TL;DR:
Blockchain security firm CertiK published a new analysis revealing how hacker groups linked to North Korea have become the primary threat to the global crypto ecosystem. According to the report, these groups stole $2.06 billion in 2025, representing 60% of total theft-related losses recorded that year. The trend continues into 2026, with North Korean groups responsible for 55% of losses recorded since January.

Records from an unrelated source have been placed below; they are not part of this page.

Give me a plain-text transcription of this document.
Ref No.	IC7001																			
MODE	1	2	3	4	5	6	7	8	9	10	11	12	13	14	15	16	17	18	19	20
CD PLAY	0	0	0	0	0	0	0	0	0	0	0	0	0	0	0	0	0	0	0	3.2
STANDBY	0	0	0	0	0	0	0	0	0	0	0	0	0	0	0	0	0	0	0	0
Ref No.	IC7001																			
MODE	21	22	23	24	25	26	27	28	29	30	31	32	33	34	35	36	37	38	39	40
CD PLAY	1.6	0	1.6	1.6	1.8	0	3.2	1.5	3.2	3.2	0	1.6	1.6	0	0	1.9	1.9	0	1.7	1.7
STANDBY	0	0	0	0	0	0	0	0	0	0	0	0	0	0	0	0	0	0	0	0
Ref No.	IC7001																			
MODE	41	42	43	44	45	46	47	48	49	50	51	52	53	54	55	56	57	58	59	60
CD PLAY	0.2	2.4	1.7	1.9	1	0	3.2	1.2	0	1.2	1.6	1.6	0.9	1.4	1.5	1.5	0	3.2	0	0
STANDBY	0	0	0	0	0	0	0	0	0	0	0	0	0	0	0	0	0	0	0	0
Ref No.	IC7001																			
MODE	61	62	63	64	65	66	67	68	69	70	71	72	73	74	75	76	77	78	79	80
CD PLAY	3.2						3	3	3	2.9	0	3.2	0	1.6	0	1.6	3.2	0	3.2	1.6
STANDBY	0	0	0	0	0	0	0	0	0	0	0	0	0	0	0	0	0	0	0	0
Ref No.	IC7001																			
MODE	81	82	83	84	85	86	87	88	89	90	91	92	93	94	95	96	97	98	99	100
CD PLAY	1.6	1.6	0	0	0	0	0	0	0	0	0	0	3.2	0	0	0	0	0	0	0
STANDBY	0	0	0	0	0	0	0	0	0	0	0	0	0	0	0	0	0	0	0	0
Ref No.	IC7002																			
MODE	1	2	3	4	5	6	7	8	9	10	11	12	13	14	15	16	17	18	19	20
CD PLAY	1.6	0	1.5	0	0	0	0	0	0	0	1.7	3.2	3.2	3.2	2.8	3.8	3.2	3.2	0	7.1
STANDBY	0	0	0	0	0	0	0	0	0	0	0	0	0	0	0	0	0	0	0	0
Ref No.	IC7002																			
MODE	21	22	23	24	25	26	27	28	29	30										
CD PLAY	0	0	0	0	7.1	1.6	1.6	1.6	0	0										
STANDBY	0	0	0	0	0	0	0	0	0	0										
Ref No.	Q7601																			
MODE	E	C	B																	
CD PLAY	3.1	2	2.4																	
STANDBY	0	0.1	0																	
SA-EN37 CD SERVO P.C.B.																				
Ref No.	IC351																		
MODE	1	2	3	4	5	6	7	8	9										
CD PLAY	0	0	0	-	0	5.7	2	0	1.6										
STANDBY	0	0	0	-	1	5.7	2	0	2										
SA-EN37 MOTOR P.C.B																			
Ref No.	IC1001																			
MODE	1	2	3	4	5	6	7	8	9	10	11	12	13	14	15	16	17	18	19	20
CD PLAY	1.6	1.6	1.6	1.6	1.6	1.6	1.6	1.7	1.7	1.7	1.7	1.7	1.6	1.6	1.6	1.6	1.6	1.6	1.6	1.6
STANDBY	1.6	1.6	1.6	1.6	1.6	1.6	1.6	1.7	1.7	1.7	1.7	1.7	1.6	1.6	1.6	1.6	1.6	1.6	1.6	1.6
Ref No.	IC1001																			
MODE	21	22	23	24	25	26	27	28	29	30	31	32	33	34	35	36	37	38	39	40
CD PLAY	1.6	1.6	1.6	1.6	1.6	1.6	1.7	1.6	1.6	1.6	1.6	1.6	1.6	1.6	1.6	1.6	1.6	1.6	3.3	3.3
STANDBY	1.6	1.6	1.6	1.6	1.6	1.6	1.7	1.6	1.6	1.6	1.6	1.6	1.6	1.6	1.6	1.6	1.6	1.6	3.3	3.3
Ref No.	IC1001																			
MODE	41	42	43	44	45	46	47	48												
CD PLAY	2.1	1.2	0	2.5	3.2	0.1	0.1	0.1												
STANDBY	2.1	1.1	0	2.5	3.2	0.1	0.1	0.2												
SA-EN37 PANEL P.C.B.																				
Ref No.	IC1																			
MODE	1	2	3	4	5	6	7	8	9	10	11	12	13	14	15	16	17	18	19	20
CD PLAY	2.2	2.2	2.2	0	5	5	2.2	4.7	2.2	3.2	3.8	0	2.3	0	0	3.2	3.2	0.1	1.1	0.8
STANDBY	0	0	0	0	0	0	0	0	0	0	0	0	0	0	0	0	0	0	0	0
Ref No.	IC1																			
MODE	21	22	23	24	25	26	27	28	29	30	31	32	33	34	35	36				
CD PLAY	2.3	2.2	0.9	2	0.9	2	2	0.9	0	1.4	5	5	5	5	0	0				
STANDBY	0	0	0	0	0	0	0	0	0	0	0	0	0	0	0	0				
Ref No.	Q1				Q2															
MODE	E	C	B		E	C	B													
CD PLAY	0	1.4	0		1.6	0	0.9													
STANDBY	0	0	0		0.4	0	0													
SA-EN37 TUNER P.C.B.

The document was produced through CertiK’s Skynet platform. It traces the evolution of these groups from opportunistic attacks toward coordinated, long-term campaigns. Taylor Monahan, the report’s author, identifies social engineering as the dominant attack vector. The most illustrative case is the Drift Protocol hack, which occurred in April 2026, where North Korean regime operatives spent six months infiltrating the DeFi platform while posing as a quantitative trading firm, before stealing approximately $285 million.

What sets these groups apart is not only their capacity to steal, but the speed and sophistication with which they make funds disappear. CertiK documented that in one of the analyzed cases, 86% of the stolen funds were laundered in under a month through decentralized exchanges and cross-chain bridges. Blockchain analytics firm TRM Labs described these operations as an “industrial-scale” threat that combines cyberattacks, illicit financial infrastructure, and overseas intermediaries.
CertiK researchers refer to this laundering network as the “Chinese Laundry,” a web that includes underground bankers, OTC brokers, and money transfer operators. The Bybit exploit in February 2025, in which $1.46 billion was extracted across just two transactions, remains the most extreme case: more than $1 billion of those funds were laundered through the same cross-chain infrastructure detailed in the report.

In response to this landscape, U.S. authorities have intensified legal action. The Department of Justice filed a civil forfeiture complaint in June 2025 for $7.7 million in cryptocurrencies linked to laundering networks operated by North Korean IT workers.
Court documents revealed that a wallet controlled by Sim Hyon Sop, a representative of North Korea’s Foreign Trade Bank, received more than $24 million between August 2021 and March 2023. CertiK, for its part, recommends that companies implement identity verification through video interviews, zero-trust hiring policies, and technical reinforcement of active bridges and wallets.